Auf der Suche nach dem kleinsten gemeinsamen Nenner hat Olaf Scholz eine unangefochtene Meisterschaft entwickelt. Damit hat er der SPD den gesellschaftlichen Reformwillen, der sie in der Vergangenheit zum Herz der deutschen Demokratie gemacht hat, beinahe vollständig ausgetrieben.
Die immer stärkere Individualisierung der Gesellschaft, die sich ebenfalls in neuen Parteigründungen ausdrückt, die diese Partikularinteressen bedienen, zwingt scheinbar die Politik, von großen gesellschaftlichen Notwendigkeiten Abstand zu nehmen. Dies drückt sich in dem fürsorglichen Satz „man muss die Leute mitnehmen“ wunderbar aus. Eine Volkspartei wie die SPD müsste zur Eier legenden Wollmilchsau mutieren, um all die divergierenden Interessen unter einen Hut zu bringen und dabei auch noch Reformbereitschaft zu zeigen.

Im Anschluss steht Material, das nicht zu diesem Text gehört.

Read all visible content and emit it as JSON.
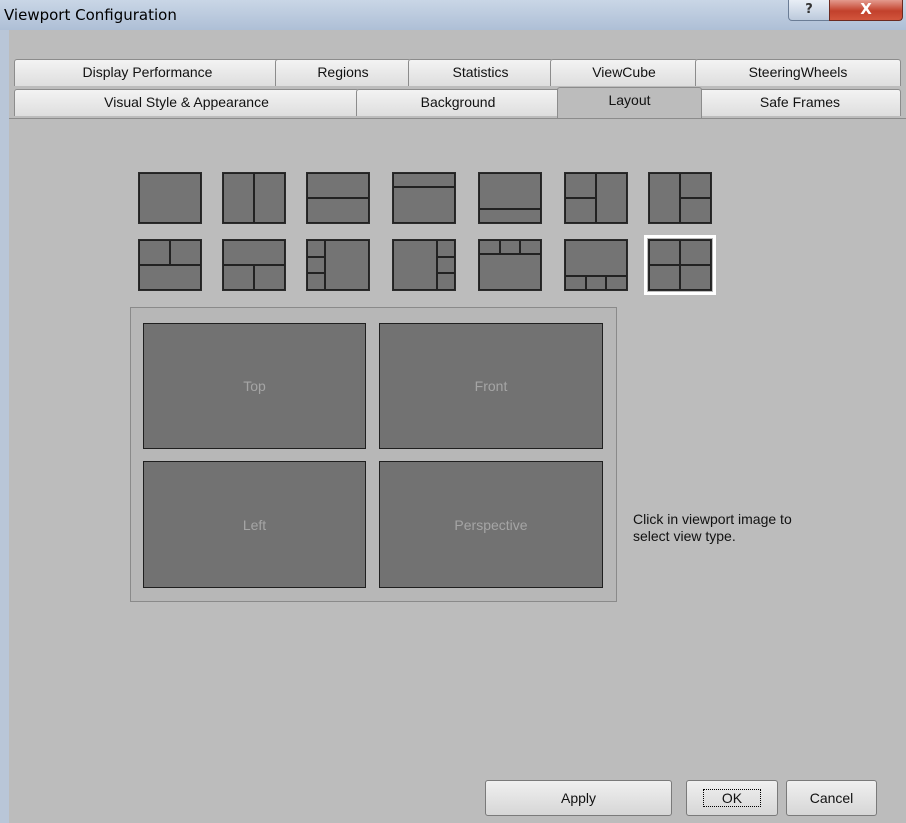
{
  "window": {
    "title": "Viewport Configuration",
    "help_glyph": "?",
    "close_glyph": "X"
  },
  "tabs_row1": [
    "Display Performance",
    "Regions",
    "Statistics",
    "ViewCube",
    "SteeringWheels"
  ],
  "tabs_row2": [
    "Visual Style & Appearance",
    "Background",
    "Layout",
    "Safe Frames"
  ],
  "active_tab": "Layout",
  "layouts": {
    "selected_index": 13,
    "count": 14
  },
  "preview": {
    "viewports": [
      "Top",
      "Front",
      "Left",
      "Perspective"
    ]
  },
  "hint_text": "Click in viewport image to select view type.",
  "buttons": {
    "apply": "Apply",
    "ok": "OK",
    "cancel": "Cancel"
  },
  "colors": {
    "background": "#bcbcbc",
    "pane": "#747474",
    "selected_outline": "#ffffff"
  }
}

Die vergangenen zwei Jahrzehnte haben bewiesen, dass der Verzicht auf gesellschaftliche Visionen das politische Interesse breiter Schichten der Bevölkerung gelähmt hat. Dadurch hat sich der Blick auf das „Jetzt“ und damit den Egoismus der Einzelnen reduziert. So kann die FDP sich auf die Besserverdiener konzentrieren, ohne dabei gesamtstaatliche Verantwortung zu zeigen. Das BSW zeigt sich erfolgreich bei Rechten wie bei Linken in einem Ausmaß, das eine Erkrankung an BSE vermuten lässt. Und die Grünen haben vor lauter Kompromissbereitschaft ihr Kernanliegen vernachlässigt, was ihnen den Absturz beschert hat ( siehe VOLT ). Einzig die Union hat sich nicht gewandelt: Der Blick zurück als Programm ist nach wie vor die Konstante.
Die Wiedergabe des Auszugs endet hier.